In an international conspiracy, a criminal gang in China has been sentenced for money laundering using digital Yuan.
The case in which suspects Yuan, Zhang, and Kou were found guilty of using digital yuan accounts to cash out and conceal criminal proceeds was handled by the People’s Procuratorate of Yuecheng District, Shaoxing, according to a report by Mpaypass.
Money Laundering Using Digital Yuan and Crypto
Yuan decided to apply for a part-time job after seeing an advertisement on social media in August 2023. The advertiser requested that Yuan withdraw funds from vendors’ digital Yuan accounts upon payment of a 0.8% commission.
Yuan initiated the process by purchasing cryptocurrency and transferring it to the advertiser as a deposit.
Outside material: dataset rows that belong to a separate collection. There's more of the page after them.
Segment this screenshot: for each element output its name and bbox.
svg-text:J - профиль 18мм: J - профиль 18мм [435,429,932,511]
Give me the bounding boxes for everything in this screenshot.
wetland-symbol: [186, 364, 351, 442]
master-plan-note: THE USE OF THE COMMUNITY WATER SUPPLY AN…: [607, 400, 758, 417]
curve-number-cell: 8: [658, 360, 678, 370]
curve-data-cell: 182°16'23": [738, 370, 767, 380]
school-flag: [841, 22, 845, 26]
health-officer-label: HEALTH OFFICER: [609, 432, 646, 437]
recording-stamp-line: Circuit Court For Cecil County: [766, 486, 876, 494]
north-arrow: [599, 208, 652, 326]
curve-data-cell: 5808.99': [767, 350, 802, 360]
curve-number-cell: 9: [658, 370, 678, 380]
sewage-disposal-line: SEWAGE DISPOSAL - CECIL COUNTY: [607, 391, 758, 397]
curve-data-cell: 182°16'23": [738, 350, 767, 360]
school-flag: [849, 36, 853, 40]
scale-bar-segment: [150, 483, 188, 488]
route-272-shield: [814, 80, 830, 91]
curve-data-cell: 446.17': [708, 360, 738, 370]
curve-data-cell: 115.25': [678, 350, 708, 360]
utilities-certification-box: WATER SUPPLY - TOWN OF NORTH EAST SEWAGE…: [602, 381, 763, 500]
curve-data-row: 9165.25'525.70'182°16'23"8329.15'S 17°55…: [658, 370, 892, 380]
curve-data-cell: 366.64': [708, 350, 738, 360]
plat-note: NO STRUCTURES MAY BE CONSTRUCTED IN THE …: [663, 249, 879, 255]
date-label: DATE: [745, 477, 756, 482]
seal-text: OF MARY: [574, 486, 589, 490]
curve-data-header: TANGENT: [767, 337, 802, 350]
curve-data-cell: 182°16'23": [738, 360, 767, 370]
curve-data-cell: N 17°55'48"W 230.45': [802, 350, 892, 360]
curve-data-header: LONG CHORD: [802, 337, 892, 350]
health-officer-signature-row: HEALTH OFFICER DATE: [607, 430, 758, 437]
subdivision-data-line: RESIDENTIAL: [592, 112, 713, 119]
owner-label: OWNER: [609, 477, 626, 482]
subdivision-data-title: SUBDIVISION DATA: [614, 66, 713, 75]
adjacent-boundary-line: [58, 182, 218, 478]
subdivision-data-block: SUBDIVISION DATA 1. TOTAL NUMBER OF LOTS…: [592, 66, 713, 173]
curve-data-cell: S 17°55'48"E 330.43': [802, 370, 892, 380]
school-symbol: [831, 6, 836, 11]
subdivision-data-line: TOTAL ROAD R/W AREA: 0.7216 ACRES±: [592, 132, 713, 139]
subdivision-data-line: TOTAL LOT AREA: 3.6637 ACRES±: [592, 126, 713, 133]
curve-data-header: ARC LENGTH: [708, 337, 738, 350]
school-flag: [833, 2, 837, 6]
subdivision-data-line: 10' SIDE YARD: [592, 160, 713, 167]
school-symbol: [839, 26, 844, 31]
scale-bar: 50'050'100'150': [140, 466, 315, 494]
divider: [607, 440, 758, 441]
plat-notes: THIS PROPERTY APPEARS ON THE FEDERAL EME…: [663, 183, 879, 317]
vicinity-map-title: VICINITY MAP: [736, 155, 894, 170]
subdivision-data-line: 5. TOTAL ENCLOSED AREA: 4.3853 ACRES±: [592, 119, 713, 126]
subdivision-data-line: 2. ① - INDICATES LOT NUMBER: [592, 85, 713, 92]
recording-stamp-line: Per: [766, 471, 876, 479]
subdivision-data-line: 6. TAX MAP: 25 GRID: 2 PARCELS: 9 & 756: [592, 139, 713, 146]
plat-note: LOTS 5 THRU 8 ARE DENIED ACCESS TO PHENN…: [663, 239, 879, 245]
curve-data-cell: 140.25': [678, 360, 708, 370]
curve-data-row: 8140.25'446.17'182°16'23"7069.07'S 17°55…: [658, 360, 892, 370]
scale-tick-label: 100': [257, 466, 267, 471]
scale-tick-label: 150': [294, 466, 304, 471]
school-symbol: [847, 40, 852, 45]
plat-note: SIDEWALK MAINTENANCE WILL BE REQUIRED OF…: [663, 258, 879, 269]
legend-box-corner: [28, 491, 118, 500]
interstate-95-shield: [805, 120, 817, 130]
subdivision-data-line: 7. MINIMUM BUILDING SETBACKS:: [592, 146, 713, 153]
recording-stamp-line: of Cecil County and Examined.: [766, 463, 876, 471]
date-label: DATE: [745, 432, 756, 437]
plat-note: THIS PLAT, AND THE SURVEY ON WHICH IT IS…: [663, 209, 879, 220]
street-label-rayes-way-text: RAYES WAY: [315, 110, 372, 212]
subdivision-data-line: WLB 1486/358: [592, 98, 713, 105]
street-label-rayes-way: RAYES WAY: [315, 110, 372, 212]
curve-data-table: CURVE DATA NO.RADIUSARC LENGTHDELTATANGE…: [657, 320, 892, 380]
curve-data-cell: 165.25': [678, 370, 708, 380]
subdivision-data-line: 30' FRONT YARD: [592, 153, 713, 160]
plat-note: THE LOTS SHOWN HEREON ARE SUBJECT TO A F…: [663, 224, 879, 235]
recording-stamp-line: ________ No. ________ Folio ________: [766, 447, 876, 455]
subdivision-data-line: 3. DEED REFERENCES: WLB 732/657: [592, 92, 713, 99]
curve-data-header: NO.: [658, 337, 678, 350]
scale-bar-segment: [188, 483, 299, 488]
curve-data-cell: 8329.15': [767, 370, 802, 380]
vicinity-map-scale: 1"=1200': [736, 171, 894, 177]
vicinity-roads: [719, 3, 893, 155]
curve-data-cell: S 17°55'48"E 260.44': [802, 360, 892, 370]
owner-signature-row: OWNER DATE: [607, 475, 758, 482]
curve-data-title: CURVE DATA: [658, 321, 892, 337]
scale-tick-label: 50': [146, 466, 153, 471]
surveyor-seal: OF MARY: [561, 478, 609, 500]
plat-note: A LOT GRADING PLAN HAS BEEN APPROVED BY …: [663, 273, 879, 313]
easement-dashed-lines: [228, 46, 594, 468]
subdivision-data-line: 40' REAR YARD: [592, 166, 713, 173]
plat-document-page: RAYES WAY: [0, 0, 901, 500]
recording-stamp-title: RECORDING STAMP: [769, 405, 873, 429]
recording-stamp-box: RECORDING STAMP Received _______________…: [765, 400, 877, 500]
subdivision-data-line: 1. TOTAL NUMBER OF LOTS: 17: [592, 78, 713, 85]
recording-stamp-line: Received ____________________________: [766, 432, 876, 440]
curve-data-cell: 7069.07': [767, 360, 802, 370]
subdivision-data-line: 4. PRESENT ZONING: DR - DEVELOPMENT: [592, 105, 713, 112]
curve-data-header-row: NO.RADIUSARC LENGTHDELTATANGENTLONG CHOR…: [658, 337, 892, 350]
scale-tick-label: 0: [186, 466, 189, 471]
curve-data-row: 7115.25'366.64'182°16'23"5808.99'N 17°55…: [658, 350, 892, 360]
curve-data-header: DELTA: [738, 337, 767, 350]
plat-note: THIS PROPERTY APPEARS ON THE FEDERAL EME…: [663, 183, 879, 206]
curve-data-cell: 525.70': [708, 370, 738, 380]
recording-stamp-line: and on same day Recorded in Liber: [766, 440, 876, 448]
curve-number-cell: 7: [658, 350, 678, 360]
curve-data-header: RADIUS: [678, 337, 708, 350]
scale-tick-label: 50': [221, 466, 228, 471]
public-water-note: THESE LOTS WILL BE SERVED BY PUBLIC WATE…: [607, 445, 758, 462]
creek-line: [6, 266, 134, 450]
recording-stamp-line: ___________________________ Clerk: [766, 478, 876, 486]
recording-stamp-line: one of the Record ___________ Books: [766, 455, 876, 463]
After locating a merchant with digital Yuan wallets, Yuan would provide the advertiser with the QR code for the e-CNY receiving, and the latter would transmit the funds to the merchant.
The merchants would typically charge a “service fee” of 1% to 1.5% upon receiving the money and return the remaining amount in Yuan banknotes. Money laundering would continue as long as Yuan could locate vendors with digital Yuan purses available.
The process became quite familiar to Yuan after a few operations. Yuan expressed his surprise at the rapidity of the money’s arrival, stating, “I did not anticipate it to be this fast; the process of doing it independently is too slow.”
Yuan Recruits More to Expand Operation
Despite being aware of the advertiser’s questionable origins, Yuan was unable to resist the allure and enlisted the assistance of his fiancée, Zhang, and friend, Kou. He offered them 50 yuan for each 10,000 yuan, and they helped cash out to generate a profit.
The gang typically contacted the advertiser using unregulated messaging apps from overseas to avoid police action, as not many shops with e-CNY accounts agreed to such operations, and repeated actions could be readily noticed.
They began to circulate through the cities of Zhejiang province in early September, traveling to new crime locations after successful cash-outs and laundering the fraudulent money of over 200,000 yuan.
Yuan admitted that “digital yuan transactions have robust privacy features, and overseas fraud syndicates also exploit this feature to acquire some merchants’ accounts for money laundering.”
The court recently imposed a fine on the gang and sentenced them to fixed-term imprisonments that ranged from one year and four months to seven months for concealing and disguising the proceeds of crime.